- Directed by: Matthew Hannam
- Written by: Matthew Hannam Sarah Gadon
- Produced by: Fraser Ash Sarah Gadon Kevin Krikst
- Starring: Sarah Gadon Peter Mooney
- Cinematography: Nicolas Bolduc
- Edited by: Matthew Hannam Duff Smith
- Music by: Danny Bensi Saunder Jurriaans
- Distributed by: Crave
- Release date: September 6, 2018 (TIFF);
- Running time: 14 minutes
- Country: Canada
- Language: English

= Paseo (film) =

Paseo is a Canadian short drama film, directed by Matthew Hannam and released in 2018. The film stars Sarah Gadon as Alice, a woman who is exploring the city of Barcelona as she copes with feelings of loneliness and isolation.

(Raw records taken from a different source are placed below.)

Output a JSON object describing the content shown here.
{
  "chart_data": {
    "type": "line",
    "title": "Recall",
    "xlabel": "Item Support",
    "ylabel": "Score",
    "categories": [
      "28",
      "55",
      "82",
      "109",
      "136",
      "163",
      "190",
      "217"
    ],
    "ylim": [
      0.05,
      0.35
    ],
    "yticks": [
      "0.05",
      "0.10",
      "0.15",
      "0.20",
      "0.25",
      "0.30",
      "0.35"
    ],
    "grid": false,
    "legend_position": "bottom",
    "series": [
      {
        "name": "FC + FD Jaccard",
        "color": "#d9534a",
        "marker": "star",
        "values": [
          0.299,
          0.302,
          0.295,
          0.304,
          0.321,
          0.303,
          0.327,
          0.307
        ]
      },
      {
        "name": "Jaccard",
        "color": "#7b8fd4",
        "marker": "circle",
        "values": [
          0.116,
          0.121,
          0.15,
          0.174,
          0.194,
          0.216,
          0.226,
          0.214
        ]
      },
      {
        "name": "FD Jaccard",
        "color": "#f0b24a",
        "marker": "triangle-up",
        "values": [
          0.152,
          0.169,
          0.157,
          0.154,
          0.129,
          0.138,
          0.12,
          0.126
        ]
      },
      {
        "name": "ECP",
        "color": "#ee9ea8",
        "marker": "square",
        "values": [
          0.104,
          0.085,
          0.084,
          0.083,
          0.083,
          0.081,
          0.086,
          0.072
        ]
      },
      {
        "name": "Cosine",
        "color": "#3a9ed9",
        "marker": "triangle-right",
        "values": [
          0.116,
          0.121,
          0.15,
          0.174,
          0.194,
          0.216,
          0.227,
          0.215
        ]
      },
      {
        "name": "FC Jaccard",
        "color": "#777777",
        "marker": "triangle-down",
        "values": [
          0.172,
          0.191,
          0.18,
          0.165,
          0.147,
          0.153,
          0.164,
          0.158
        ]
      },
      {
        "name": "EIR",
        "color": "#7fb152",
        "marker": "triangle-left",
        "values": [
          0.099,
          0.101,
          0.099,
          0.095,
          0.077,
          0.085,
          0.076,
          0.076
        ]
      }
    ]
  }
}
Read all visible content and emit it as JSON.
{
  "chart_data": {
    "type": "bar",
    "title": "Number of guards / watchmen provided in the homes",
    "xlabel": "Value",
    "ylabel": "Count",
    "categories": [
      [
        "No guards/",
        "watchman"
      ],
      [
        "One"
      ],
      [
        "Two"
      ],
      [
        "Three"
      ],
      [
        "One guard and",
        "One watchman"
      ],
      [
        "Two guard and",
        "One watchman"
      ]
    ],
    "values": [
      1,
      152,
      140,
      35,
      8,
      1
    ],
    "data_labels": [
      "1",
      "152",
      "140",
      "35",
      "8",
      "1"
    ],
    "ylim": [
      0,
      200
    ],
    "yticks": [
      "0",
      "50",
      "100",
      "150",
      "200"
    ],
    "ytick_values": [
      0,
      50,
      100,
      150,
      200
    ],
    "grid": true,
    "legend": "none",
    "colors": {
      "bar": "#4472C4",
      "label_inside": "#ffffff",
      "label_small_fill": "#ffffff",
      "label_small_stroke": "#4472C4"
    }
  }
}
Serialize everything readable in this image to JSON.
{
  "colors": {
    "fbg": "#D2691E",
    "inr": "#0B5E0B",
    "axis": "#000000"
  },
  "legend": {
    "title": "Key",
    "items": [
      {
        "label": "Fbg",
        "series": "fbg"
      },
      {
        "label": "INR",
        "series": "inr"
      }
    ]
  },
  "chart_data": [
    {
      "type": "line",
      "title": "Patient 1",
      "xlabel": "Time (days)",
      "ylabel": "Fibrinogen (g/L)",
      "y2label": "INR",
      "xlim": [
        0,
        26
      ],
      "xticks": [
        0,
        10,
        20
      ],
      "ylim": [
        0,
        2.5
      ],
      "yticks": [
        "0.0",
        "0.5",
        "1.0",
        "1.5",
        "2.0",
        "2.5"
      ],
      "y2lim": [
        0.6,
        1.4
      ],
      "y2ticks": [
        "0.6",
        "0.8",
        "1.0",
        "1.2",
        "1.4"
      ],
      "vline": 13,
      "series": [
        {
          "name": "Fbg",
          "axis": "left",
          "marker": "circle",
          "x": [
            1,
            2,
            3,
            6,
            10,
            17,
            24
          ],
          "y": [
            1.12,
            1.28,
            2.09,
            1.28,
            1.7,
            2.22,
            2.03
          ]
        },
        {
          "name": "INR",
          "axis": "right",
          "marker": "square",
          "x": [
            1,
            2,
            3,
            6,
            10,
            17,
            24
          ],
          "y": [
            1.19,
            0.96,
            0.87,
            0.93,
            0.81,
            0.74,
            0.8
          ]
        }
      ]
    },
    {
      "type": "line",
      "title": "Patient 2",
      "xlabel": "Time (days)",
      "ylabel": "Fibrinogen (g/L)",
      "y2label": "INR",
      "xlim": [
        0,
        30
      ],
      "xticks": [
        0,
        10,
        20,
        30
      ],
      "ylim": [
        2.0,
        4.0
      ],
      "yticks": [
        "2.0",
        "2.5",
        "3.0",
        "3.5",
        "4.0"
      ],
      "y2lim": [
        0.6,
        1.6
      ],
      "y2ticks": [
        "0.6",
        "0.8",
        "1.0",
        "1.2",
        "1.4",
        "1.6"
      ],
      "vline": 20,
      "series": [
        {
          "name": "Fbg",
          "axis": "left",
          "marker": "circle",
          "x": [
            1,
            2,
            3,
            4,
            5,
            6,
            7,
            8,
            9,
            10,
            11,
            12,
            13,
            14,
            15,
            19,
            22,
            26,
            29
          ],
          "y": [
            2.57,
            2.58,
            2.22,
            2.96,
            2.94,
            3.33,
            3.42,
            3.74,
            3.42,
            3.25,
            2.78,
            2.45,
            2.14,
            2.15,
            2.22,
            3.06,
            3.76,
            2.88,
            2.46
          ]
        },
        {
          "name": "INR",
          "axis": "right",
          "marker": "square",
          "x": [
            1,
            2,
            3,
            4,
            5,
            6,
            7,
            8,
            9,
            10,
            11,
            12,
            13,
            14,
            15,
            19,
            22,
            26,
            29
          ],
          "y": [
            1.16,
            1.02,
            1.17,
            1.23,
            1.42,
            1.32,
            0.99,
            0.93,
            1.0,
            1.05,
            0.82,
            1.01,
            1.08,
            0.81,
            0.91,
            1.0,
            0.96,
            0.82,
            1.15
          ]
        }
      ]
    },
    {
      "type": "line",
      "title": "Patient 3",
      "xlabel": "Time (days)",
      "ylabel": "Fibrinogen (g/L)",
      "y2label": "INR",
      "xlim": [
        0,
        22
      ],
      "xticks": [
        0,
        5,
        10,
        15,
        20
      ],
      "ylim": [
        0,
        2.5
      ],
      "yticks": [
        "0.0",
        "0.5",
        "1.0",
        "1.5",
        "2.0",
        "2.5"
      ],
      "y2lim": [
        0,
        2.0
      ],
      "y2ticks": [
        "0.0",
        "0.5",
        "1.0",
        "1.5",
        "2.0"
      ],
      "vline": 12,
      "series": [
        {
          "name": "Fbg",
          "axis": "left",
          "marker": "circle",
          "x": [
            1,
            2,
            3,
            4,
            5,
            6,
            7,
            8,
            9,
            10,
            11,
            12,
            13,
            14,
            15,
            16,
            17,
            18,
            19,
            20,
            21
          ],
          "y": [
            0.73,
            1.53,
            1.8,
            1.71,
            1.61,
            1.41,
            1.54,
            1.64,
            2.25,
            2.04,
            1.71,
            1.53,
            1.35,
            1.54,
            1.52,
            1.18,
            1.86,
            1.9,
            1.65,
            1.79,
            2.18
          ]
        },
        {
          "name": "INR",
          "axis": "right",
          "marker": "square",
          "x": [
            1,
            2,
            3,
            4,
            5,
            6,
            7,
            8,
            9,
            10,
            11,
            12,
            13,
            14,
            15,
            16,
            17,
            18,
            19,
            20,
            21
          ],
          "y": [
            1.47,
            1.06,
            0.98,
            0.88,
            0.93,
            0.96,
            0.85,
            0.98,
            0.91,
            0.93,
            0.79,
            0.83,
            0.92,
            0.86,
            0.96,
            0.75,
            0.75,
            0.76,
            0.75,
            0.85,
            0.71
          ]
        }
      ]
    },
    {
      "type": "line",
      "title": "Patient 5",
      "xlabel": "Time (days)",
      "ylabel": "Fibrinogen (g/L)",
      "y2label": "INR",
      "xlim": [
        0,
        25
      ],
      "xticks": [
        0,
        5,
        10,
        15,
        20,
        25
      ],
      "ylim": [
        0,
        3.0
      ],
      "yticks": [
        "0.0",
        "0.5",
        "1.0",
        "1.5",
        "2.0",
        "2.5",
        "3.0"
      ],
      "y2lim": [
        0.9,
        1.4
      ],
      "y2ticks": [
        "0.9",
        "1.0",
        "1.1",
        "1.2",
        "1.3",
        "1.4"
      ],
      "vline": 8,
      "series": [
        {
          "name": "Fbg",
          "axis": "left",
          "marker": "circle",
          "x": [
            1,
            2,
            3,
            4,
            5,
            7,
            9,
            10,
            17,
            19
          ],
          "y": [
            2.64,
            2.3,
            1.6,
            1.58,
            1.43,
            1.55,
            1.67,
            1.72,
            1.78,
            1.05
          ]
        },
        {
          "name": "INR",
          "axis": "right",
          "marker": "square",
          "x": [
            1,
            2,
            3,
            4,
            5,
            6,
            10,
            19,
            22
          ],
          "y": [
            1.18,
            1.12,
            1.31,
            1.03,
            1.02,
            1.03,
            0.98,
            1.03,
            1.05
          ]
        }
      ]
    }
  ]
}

The film was awarded a production grant from BravoFACT in 2015, and was inspired in part by the time that Hannam and Gadon spent in Barcelona while working on Denis Villeneuve's film Enemy. Its cast also includes Peter Mooney and Alejandro Alvarez Cadilla.

The film premiered at the 2018 Toronto International Film Festival. It was subsequently named to TIFF's year-end Canada's Top Ten list for short films in 2018.